VIENTO SUAVE
Hacía tiempo que necesitábamos vernos las caras, sin prisas y en ambiente distendido, propio de nuestras comunidades cristianas que viven en la espera gozosa de un Adviento diferente al de años atrás.
Lo habíamos comentado en algún encuentro virtual que la pandemia nos estaba retardando el vernos presencialmente, ello nos hacía frágiles y temerosos por miedo al contagio. Iniciamos el curso los componentes del MCC en nuestra diócesis de Osma-Soria a primeros de octubre. Dimos el primer paso celebrando la eucaristía con ultreya en la comunidad de las Misioneras Eucarísticas de Nazaret; cuánto bien se recibe al compartir los carismas y como enriquece y complementa el nuestro. Estábamos animados en celebrar un Cursillo del 3 al 6 de diciembre, pero reflexionando y viendo la premura de fechas, candidatos y preparación del equipo decidimos hacer un stop.
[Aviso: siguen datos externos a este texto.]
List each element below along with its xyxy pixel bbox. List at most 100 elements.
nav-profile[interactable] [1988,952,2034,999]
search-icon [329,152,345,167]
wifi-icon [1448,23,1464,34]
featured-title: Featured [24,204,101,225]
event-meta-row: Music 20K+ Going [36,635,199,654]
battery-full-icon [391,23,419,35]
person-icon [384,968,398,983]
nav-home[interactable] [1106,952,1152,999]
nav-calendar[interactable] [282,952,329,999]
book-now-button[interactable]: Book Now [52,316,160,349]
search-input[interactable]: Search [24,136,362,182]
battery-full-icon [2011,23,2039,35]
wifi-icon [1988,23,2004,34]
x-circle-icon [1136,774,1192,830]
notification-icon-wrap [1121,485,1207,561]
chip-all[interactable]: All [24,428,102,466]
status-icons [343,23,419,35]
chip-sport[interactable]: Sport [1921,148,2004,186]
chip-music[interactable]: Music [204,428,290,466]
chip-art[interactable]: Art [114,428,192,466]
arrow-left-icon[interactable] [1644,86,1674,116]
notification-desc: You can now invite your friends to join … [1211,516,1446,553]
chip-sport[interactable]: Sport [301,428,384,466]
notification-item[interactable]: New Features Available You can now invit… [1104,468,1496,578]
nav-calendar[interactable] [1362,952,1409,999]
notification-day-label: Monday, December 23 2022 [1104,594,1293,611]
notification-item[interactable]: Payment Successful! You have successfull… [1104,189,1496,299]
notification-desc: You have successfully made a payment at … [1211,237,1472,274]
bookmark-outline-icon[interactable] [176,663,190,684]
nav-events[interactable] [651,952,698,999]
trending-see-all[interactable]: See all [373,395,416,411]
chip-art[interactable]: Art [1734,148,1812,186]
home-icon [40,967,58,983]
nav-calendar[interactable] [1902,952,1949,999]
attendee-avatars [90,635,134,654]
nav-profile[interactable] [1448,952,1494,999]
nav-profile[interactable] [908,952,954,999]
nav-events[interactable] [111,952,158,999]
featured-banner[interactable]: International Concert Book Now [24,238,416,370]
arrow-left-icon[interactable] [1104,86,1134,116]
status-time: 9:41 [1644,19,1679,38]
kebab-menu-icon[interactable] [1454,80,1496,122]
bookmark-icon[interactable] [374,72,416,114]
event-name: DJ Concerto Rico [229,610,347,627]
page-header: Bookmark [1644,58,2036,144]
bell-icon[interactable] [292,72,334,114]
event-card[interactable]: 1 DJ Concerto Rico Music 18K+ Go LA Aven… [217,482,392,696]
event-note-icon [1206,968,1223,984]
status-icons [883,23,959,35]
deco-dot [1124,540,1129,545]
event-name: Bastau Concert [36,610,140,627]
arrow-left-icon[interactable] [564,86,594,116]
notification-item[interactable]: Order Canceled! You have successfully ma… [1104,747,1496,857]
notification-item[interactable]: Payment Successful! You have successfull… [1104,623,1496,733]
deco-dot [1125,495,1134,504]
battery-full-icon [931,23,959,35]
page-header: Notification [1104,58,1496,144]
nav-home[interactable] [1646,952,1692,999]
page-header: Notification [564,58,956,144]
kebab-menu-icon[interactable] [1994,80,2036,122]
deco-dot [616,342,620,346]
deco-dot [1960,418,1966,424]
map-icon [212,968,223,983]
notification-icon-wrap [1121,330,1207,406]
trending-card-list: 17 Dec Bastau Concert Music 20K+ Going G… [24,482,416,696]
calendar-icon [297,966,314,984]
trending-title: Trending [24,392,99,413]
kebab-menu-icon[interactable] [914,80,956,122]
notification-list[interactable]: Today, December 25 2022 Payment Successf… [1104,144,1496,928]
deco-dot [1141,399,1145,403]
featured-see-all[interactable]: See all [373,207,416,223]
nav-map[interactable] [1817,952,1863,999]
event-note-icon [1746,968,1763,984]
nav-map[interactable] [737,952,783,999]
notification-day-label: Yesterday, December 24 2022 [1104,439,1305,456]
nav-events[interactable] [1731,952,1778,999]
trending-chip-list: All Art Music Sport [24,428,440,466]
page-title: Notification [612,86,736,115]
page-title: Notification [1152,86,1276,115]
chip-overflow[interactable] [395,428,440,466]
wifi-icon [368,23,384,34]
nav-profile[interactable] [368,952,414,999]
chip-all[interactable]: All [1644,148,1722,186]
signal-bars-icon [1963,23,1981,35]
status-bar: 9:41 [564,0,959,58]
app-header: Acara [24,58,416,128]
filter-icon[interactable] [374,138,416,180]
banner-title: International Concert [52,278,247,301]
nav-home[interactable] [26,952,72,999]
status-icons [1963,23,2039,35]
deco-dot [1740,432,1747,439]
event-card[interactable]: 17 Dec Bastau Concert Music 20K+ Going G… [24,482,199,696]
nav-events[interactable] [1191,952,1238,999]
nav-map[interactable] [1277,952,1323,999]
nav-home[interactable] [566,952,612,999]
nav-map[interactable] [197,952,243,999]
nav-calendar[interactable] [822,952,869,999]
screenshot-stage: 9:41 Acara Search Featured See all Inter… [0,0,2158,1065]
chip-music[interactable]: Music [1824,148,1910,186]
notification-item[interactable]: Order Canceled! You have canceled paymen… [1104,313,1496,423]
Recordamos lo que estaban haciendo otros SD y pensamos preparar un retiro, Jornada a Galilea, que tanta alegría y soporte espiritual reportó en aquellos que participamos en el Pleno Nacional del pasado septiembre.
Nos dimos cita en el Residencia de las Hijas de la Caridad de Soria el sábado 4 de diciembre de 2021, la asistencia buena (ver foto) entre ellos un matrimonio de Calatayud, el menú espiritual copioso y la comida excelente, todo revierte en los participantes como decía san Ignacio de Loyola.
Llevamos el esquema que figura en la página web del SN. Se nos abrió el apetito con la oración pausada que nos hizo reflexionar, acompañada de canciones con mensaje, silencio, signos y preguntas que nos descubrían el momento actual de nuestro movimiento. El segundo menú espiritual fue suculento nada más y nada menos que El Kerigma en el Centro, nuestro consiliario nos habló claramente que no es lo mismo…. claro que no, que anclar la fe en una idea y en una doctrina que en una experiencia personal, el Kerigma es un acontecimiento, un encuentro personal con Cristo muerto y resucitado. El escuchar esta frase y otras muchas como que el Kerigma es la “chispa” de la evangelización sin ella la evangelización no tiene fuerza ¡ya lo creo! nos iba encendiendo el corazón, a medida que hablaba y lo plasmaban las diapositivas, venían a nuestra memoria recuerdos inolvidables, fue nuestro primer amor. Luego vino la reunión por grupos (de tres) es así como pudimos abrir nuestro corazón y comentar aquel primer encuentro con el Cristo de la fe. Qué alegría y gozo supuso en todos estos instantes que nos hacían rememorar aquello que decía la canción: Cuando me vaya a mi pueblo, nunca se me olvidará, aquel cursillo que hizo en mí la felicidad.
Faltaba otro plato de degustación, todo empezó cuando disertó claramente de volver al Camino a Galilea, tenía la charla cierta acidez ya que comprendimos que había que tomar una postura ante lo que se nos estaba mostrando, un movimiento en declive o tomar otra postura de personas que decidan volver a Galilea, esto es la vida ordinaria con esta salvedad, llevando a Cristo en la mente y corazón, con un deseo de almas que puedan llegar a tener el primer anuncio: el Kerigma. Formamos reunión de grupo compartiendo la realidad de nuestro movimiento y propusimos aquello que nos hará volver a cantar el “de Colores”: el anuncio de un próximo cursillo para la Cuaresma de 2022.
Ha sido un momento de gracia esta jornada con platos muy preparados y exquisitos vinos de solera, los comensales salimos cantando y dando gracias a Dios porque es bueno y es eterna su misericordia.
Ah, que no se me olvide comentaros que este lio se debió a que un viento suave se posó sobre esta comunidad, alentándonos a mirar adelante, se trataba del Espíritu Santo que le invocamos con unción al iniciar nuestra jornada.